Students in a seminar at Penn on the translation of poetry were asked to translate the first of Hungarian poet Miklós Radnóti's four "Picture Postcards" for this issue of DoubleSpeak. The students studied three published translations of the poem along with a or word-for-word translation, or literal rendering, by a native Hungarian speaker.

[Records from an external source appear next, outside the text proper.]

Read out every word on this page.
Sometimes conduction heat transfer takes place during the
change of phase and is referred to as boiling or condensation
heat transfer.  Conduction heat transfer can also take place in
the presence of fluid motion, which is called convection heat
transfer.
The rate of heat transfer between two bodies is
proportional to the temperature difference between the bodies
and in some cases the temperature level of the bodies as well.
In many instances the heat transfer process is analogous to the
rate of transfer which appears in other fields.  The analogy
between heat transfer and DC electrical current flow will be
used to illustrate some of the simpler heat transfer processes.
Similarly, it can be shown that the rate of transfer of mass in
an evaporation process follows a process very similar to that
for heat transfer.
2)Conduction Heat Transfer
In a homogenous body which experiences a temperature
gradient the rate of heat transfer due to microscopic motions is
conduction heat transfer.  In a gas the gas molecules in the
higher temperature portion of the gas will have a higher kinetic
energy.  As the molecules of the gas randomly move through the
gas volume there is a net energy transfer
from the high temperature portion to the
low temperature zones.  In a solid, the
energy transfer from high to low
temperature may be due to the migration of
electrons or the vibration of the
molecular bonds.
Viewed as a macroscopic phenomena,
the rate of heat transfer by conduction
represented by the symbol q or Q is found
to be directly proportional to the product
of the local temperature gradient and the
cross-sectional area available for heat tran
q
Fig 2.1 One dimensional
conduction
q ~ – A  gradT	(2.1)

Miklós Radnóti was one of the great Hungarian poets of the twentieth century. He lived in Budapest, where streets have been named after him; statues of Radnóti have been erected throughout the country. The "Postcards" ( or "Razglednicas," as Radnóti titled them, attaching a plural Hungarian ending to the Serbian word for "postcard") comprised Radnóti's last poem, written during a forced march at the end of World War II. This first section was written just outside the labor camp in Yugoslavia where Radnóti had been interned and from which Nazi forces chose to retreat with their prisoners rather than surrender to the approaching Russian army. When Radnóti wrote this first section of the poem in August of 1944, three thousand Jewish prisoners had just begun the march toward Germany. When he wrote the fourth and final of section of the poem in October, roughly twenty prisoners remained alive. Radnóti was shot and thrown into a mass grave along with the others, having prophesied his death precisely in the fourth section of the poem. Over a year later, his widow Fanni Gyarmati insisted that his body be exhumed. This poem--perhaps addressed to her--was found in a book Radnóti had sealed in plastic and placed in his back pocket. Fanni Gyarmati died this year at the age of 102.
The translators of this poem were all students in Professor Silverman's Translation of Poetry seminar, and included native speakers of Finnish, Bulgarian, Spanish, Greek, and English, as well as scholars of Sanskrit and ancient Greek.